その販売員が接客につくと、いつの間にかお客様が多くのものを買っており、しかもそのお客様もいい買い物をしたという大変な満足を感じているという「カリスマ販売員」がいますね。
一体その販売員は、どういう接客をしているのでしょうか。
4月13日にダイヤモンド社から発売される『売れる販売員は似合わないものを絶対に売らない』から、その秘密に迫っていきます。
教えてくれるのは、多くの販売員を店長に昇格させてきた、接客アドバイザーの桐山知佳さんです。

「売れる」ために必要なのは、商品ひとつにつき3つ、良いポイントを考えておくことだけ

お客様に一生懸命説明しても、どれだけ接客技術を磨いても、あることを大事にしないと商品は売れません。それは、その販売員の「信頼感」です。

商品が売れない時に起こっていることは、「お客様に何とかして買ってもらいたい」という販売員の下心が垣間見えていることです。
販売員は、もちろん「売るためのノウハウ」を磨きます。
しかし上辺だけのテクニックに偏ってしまった時に、陥るのは「中身のない接客」です。それはお客様にとっては、「ただ買わせようとする接客」なのです。

店長として、とある店に赴任した時の私の失敗です。
その店は、新人のスタッフばかりでした。
その時の私の口癖は「それじゃ売れないね」。
すると、素直な新人スタッフたちは接客を売れる、売れないで判断するようになりました。
そうなってしまうと、どういう言いまわしをすれば買ってくれるのかばかり考えることになり、お客様の気持ちが存在しなくなってしまいます。
例えば似合ってもいないのに、お客様が気に入っていそうな方を「似合っていますね」と言ったり、サイズが違っているのにそれを言わなかったりなど、その場その場で買ってくれそうな商品を勧めるテクニックを重視するようになりました。

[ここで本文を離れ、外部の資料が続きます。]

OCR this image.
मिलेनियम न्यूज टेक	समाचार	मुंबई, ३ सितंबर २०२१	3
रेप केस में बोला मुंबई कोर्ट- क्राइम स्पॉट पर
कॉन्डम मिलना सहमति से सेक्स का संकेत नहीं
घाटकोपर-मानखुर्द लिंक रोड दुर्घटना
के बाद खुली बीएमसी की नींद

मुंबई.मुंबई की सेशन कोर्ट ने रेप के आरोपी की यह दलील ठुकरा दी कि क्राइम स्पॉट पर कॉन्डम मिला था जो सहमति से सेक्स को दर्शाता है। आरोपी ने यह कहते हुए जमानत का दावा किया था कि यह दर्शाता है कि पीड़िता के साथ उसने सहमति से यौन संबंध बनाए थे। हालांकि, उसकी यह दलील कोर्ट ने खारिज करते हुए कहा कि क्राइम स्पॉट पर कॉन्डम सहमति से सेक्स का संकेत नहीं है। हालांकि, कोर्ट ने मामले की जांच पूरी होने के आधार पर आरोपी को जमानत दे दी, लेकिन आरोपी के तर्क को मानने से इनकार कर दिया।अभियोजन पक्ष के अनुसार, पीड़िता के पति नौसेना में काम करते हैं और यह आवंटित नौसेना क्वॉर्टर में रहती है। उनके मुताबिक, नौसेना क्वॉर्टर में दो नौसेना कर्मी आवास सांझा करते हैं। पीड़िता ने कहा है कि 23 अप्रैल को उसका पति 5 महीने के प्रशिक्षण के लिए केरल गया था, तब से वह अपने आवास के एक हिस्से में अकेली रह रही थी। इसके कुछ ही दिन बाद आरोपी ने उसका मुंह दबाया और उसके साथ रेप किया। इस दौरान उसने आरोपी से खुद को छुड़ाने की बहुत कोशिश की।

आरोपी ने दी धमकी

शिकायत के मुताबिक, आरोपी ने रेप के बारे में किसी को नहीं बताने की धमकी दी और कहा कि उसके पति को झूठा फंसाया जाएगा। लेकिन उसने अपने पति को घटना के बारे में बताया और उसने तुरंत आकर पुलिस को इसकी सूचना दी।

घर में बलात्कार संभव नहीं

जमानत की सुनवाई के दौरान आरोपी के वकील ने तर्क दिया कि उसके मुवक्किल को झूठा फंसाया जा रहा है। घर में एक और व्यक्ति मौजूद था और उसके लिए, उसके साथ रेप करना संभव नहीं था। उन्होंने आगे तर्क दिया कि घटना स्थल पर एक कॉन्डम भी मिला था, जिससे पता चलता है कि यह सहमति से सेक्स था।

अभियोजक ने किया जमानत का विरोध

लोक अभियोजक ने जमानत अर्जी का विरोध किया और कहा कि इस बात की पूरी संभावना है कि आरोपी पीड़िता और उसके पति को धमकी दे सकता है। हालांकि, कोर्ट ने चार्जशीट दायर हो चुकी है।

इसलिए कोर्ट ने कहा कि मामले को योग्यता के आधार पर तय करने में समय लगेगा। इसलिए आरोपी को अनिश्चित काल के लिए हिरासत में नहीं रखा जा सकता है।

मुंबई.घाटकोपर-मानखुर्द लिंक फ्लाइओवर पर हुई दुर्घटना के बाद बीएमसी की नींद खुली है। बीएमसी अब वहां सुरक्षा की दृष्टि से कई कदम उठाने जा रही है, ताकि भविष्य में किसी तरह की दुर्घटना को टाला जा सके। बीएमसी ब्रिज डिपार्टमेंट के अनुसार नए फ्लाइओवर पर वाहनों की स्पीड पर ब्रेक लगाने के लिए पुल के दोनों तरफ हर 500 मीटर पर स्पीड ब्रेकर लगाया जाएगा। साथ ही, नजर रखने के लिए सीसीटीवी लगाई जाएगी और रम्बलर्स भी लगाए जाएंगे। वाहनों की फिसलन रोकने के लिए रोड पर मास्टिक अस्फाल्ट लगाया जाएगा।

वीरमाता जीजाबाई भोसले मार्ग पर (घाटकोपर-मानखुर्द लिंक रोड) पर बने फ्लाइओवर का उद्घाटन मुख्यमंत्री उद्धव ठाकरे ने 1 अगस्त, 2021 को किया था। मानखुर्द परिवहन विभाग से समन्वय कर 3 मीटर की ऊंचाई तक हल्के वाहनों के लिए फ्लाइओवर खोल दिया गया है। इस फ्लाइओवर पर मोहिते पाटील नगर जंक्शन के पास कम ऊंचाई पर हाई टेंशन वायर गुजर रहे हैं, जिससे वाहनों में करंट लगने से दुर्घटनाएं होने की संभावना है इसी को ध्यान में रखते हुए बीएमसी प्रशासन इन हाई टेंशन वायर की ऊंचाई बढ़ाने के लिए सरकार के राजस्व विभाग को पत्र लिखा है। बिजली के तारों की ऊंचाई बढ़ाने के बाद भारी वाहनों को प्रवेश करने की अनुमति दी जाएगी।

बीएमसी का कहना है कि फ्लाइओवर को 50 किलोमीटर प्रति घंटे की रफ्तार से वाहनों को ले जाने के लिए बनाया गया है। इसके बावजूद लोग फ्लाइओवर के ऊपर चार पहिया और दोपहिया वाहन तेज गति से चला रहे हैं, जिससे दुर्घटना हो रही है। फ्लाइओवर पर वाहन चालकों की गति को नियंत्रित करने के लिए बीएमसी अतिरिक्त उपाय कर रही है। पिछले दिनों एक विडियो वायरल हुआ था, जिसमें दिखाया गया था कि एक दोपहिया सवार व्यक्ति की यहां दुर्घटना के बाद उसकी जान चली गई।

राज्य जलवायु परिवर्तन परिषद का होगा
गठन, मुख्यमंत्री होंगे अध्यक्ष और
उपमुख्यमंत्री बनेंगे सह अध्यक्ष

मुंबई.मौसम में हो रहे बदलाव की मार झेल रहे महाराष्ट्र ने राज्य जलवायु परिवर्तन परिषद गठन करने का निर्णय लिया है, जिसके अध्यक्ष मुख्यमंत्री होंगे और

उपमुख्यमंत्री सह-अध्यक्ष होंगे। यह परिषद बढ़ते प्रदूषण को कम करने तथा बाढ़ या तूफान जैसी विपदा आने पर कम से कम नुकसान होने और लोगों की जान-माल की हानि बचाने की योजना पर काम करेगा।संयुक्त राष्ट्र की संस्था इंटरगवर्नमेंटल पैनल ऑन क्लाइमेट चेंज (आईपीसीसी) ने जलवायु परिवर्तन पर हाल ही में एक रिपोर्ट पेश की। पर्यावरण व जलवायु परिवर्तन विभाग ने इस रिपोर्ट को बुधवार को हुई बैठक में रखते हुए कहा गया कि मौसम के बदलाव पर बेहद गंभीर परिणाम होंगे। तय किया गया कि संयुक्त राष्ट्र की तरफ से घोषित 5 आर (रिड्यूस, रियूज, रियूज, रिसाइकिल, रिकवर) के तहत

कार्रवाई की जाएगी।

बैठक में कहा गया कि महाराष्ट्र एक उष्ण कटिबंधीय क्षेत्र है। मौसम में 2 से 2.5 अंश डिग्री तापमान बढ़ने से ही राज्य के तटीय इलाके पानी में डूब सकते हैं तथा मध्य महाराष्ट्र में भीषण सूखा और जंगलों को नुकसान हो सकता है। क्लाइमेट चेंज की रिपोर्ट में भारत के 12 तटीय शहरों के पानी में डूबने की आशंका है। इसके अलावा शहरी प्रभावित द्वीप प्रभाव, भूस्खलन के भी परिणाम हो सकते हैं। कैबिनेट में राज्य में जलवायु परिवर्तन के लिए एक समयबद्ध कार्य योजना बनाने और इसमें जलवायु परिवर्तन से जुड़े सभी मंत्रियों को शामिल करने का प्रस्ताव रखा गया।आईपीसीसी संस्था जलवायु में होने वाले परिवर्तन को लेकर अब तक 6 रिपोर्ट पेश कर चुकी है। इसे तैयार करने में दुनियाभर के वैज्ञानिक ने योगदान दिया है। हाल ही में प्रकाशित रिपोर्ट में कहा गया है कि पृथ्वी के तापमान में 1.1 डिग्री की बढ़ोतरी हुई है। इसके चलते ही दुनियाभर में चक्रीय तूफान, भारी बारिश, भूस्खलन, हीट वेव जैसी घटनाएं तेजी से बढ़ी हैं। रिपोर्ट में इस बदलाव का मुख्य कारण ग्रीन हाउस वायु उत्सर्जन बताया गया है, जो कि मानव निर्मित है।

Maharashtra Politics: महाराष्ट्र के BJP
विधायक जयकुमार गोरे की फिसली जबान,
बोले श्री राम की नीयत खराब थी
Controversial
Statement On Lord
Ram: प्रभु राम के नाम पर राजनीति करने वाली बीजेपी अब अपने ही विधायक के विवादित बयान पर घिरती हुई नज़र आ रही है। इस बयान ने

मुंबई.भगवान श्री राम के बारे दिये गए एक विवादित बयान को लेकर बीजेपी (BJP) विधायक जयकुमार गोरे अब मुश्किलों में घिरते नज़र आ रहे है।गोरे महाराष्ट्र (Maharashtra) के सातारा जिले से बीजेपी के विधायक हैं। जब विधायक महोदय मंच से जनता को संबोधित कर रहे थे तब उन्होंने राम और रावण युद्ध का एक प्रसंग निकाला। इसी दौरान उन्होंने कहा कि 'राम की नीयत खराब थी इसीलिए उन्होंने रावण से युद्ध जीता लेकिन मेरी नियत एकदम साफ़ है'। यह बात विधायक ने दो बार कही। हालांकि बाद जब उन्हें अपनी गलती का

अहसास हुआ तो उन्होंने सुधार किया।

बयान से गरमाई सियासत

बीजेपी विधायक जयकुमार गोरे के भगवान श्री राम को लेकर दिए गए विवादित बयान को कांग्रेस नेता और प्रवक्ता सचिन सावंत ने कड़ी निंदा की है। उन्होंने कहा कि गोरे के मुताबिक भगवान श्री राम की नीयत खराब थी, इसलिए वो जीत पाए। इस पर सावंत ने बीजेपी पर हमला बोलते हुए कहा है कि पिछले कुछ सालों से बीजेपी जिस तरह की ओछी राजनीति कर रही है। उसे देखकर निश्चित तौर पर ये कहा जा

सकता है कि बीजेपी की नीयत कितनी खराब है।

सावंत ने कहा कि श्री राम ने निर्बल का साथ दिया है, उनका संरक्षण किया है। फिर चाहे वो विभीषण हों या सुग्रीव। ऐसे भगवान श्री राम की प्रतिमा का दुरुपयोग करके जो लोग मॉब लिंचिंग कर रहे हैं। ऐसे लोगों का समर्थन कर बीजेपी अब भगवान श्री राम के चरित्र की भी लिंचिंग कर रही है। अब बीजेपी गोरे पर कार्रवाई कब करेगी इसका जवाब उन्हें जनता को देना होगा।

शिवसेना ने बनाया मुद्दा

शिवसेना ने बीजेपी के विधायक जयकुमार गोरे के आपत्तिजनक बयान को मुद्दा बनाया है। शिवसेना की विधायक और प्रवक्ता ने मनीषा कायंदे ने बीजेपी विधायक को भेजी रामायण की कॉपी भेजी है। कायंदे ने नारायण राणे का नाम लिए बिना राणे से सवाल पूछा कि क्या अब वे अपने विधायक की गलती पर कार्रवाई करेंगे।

これは「売れる、売れない」を第一に気にすることの、明らかな弊害です。こうなってしまうと、販売員としてのスキルは身につきません。

ある日、スタッフがお客様に対し商品提案をするところを見ていると「こちらの商品はすごく着心地がいいんですよ」と言ったきり、固まってしまいました。
横から見ていた私は「えっ、他にもいいところがたくさんあるのに!」と思い、そこで失敗に気づいたのです。
「売る」という気持ちはもちろん大切です。

でも、それよりもっと大切な、初歩の初歩は、目の前の商品のことについて、いいところをたくさん知っておくことです。

そうすることによってはじめて、その商品がどれだけお客様にとってお勧めなのかを伝えられることができます。
そのためには商品一つ一つ、コーディネート一つ一つに対して自分の言葉で語れないといけません。

販売員の仕事を「お客様に買わせること」だと思ってしまうと、買わせるためにあの手この手でおだてたり、調子の良いことをいかに言うか、だけを考えてしまいます。
でも、販売員の本当の仕事は「買わせる」のではなく「お客様が自然と買いたくなるようにすること」なのです。
何故なら、買うことを選択するのはお客様だからです。
そのために必要なのは、一にも二にも、商品の良さを知っておくことです。

本当にやるべきことはまず、閑散時間に商品を手にとって、その商品の良さを考えることです。
自分が実際に手に取ったり、着たり、使ったりしながら、意外だと思ったこと、すごいと思ったこと、発見したことを考え、言葉にしましょう。
目安はひと商品につき3つ考えておくとよいでしょう。
たとえば、スカートなら

・ウエストの位置が高いので足が長く見える
・履くと上品な雰囲気が生まれる
・シワになりにくい素材だ

靴なら
・先が細いので、ヒールではないのにきれい目な印象になる
・きちんと感が出せる
・靴ずれがしにくく、履いて走れるほど

といった感じです。
いちばん重要な「商品説明」の第一歩が、「商品ひとつについて、3ついい点を言えるようにする」ということです。

自分が接客を受けたときに、販売員の説明に対し
「本当にこの商品が良いと思っているな」
と感じたら
「この人は、本気で勧めてくれてるんだな」
と信用度が上がりませんか?
そして、自信を持って
「お客様ならこれがおすすめです」
と言ってくれたら
「欲しいかも」
という空気が生まれます。
「買ってもらう」よりも、まず先に目の前の商品について、自分なりの考えを持つこと。まずそれを何よりも大切にしてください。